Allyson Felix enters her final World Athletics Championships on Friday as the most decorated athlete in the history of the event, with 18 career medals. While her final international race will come in Friday’s 4×400-meter mixed relay, her success has spanned both individual and team events.
The 36-year-old also is the most decorated woman and the most decorated American in Olympic track and field history.
“I’m super-proud of all the stuff that’s happened on the track,” Felix told The Associated Press. “But I think my biggest accomplishments are the things that didn’t necessarily get a medal.”

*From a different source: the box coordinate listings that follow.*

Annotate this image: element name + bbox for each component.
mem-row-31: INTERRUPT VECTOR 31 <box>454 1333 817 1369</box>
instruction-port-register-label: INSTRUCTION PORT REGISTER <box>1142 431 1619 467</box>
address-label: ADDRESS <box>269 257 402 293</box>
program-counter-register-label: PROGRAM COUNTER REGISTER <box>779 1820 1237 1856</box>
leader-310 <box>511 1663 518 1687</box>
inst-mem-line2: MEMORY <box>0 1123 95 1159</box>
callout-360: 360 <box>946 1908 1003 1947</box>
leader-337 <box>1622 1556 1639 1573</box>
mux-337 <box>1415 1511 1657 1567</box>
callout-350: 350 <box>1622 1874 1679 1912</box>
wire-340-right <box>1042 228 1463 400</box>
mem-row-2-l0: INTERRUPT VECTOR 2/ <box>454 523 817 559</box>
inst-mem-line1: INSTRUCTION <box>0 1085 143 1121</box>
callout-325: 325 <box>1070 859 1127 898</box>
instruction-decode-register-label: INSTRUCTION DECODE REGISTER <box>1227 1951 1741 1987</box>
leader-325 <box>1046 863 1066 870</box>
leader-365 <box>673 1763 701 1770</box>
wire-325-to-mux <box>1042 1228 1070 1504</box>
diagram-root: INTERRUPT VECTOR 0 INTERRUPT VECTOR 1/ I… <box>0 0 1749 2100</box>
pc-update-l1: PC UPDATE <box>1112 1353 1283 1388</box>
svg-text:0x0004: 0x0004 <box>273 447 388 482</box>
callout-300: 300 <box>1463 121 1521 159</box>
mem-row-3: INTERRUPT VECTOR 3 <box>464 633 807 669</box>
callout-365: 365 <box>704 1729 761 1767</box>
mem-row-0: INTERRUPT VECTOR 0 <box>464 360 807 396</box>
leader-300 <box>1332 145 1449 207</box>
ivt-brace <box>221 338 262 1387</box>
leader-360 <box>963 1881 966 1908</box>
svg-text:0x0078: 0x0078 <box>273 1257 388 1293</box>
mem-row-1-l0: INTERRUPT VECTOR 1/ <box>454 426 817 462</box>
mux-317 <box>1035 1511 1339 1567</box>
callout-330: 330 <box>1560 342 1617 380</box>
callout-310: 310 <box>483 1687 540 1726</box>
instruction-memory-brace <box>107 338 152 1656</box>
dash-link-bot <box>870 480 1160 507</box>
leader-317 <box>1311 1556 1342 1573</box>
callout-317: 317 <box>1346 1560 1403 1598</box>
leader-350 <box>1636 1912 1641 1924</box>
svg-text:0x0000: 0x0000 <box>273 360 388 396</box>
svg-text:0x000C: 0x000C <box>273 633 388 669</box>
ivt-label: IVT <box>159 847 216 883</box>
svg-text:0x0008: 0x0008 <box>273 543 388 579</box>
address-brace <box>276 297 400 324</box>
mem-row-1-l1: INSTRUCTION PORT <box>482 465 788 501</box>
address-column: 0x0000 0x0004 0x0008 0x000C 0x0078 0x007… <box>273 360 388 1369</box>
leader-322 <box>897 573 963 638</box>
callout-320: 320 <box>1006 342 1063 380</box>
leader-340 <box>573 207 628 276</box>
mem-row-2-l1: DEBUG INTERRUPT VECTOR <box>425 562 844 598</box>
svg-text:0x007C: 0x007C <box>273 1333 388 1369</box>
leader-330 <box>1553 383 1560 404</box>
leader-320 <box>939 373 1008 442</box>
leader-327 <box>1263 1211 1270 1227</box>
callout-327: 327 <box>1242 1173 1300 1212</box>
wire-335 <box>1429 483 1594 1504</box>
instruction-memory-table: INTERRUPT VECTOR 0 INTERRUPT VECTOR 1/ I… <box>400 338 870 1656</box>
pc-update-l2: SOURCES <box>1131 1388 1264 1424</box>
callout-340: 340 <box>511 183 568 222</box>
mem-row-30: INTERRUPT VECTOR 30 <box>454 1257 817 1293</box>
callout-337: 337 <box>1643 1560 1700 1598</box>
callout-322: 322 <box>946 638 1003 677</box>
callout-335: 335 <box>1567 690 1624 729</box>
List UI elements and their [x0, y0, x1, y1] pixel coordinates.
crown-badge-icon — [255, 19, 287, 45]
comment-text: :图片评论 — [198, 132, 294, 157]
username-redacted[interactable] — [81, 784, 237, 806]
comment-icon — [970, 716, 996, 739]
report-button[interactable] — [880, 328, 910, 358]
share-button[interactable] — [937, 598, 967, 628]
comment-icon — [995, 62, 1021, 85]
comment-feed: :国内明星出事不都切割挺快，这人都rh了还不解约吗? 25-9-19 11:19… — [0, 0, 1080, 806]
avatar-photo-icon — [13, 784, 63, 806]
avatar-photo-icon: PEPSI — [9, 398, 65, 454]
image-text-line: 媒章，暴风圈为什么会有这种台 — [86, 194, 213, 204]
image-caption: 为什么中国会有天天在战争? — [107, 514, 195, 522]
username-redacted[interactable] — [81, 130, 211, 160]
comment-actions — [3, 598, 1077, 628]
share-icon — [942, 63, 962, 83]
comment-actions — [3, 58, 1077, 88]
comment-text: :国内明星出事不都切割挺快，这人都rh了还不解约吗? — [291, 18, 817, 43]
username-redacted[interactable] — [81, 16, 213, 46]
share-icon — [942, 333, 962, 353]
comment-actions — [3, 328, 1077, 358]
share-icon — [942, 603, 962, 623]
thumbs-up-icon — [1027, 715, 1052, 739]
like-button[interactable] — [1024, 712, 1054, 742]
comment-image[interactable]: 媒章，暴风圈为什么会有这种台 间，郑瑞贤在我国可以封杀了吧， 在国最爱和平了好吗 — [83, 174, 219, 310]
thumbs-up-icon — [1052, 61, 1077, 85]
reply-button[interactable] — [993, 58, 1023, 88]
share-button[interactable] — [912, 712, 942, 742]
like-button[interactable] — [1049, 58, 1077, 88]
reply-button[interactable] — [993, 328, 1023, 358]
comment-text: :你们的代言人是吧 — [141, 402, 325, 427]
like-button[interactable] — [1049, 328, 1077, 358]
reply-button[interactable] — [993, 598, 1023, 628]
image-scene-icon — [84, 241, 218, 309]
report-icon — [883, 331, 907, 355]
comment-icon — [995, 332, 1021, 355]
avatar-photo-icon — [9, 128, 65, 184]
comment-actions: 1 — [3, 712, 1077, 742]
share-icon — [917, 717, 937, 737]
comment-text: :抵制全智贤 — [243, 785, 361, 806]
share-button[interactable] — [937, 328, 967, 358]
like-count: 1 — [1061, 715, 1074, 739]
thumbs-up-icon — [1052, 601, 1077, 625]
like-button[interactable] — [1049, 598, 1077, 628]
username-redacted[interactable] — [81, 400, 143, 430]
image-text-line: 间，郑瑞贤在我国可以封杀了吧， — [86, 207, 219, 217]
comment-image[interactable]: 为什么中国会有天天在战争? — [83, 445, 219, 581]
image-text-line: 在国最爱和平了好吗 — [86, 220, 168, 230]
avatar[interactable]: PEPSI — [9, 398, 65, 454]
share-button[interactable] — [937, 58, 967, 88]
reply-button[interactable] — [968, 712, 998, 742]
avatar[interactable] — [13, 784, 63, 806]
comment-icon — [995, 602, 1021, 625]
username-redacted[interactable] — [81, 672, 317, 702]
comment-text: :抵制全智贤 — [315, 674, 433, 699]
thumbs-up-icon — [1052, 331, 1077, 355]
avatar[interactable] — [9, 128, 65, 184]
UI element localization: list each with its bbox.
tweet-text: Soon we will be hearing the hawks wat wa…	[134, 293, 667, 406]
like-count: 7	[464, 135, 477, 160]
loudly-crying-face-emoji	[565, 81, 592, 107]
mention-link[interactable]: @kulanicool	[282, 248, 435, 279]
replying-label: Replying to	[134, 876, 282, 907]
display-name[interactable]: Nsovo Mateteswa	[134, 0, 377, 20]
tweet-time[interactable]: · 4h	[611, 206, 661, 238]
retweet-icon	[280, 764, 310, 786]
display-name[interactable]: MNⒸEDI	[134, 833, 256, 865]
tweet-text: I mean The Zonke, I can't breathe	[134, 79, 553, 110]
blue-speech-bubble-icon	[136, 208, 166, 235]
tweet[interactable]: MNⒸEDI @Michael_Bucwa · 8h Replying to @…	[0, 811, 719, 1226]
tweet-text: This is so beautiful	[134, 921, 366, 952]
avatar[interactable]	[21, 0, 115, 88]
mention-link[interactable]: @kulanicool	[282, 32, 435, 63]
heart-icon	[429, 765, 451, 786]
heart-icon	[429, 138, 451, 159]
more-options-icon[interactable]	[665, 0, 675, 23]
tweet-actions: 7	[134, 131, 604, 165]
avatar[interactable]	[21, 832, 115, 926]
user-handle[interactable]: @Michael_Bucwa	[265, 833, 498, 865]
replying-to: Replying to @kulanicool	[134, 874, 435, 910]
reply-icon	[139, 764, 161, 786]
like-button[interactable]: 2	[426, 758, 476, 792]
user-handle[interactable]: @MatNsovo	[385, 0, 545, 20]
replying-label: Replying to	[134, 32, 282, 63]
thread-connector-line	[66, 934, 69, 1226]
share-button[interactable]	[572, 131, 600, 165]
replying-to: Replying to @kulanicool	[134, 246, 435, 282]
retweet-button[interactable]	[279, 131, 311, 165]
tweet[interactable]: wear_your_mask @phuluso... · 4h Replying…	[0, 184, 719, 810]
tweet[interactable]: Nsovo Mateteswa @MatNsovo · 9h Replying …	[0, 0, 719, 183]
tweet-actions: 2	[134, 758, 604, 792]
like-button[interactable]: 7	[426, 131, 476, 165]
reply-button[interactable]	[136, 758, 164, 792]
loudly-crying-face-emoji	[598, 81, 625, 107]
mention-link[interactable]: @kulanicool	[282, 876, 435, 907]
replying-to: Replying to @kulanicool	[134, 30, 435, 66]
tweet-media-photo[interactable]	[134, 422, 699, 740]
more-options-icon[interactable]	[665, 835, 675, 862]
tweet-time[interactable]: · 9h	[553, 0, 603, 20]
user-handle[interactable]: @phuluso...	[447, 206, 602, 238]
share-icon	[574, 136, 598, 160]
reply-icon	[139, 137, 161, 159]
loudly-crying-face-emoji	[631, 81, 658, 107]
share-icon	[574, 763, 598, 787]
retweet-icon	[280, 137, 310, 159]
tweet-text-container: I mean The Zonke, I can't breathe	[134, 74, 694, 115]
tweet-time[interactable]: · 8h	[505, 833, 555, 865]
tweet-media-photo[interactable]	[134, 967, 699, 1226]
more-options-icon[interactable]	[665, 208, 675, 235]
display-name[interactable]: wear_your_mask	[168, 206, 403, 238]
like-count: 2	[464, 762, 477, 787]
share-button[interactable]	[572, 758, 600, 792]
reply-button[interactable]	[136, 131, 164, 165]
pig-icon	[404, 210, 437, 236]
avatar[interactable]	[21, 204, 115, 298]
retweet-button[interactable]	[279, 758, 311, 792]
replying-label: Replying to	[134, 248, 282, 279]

Felix has been a changemaker both on and off the track. She partnered with Athleta and nonprofit &Mother to provide childcare for athletes at the U.S. championships last month. She also has started her own shoe company, Saysh.
Since turning pro at 17 years old, Felix has grown up in the spotlight, and she has used her prominence to improve the sports world for those that will come after her.
As Felix’s career comes to a close, Just Women’s Sports is looking back on some of her biggest moments.
After turning pro two years prior, Felix won the first of her many world championship titles in Helsinki in 2005. She came from behind to win, outlasting Rachelle Boone-Smith of the United States and Christine Arron of France to take the title in a time of 22.16.
While Felix competed at the 2004 and 2008 Olympic Games, she didn’t win her first individual gold until 2012.
She won the 200m at the London Games with a time of 21.88 to take home the prize. She went on to win gold in the 4×100-meter relay and the 4×400-meter relay at the same Olympics.
Felix knocked off Jamaica’s Shelly-Ann Fraser-Pryce and her fellow American Carmelita Jeter for gold. Veronica Campbell-Brown, who had been aiming to become the first runner to win the 200m three times at the Olympics, finished outside of the top three.
In Tokyo last summer, Felix may not have broken world records, but she did break some others. With a bronze medal in the 400 meters, she set the record for women 35 or older with a time of 49.46. She also tied Carl Lewis for the most Olympic medals in U.S. track and field history.
She later broke Lewis’ record in the 4×400-meter relay, winning gold alongside Sydney McLaughin, Dalilah Muhammad and Athing Mu with a time of 3:16.85.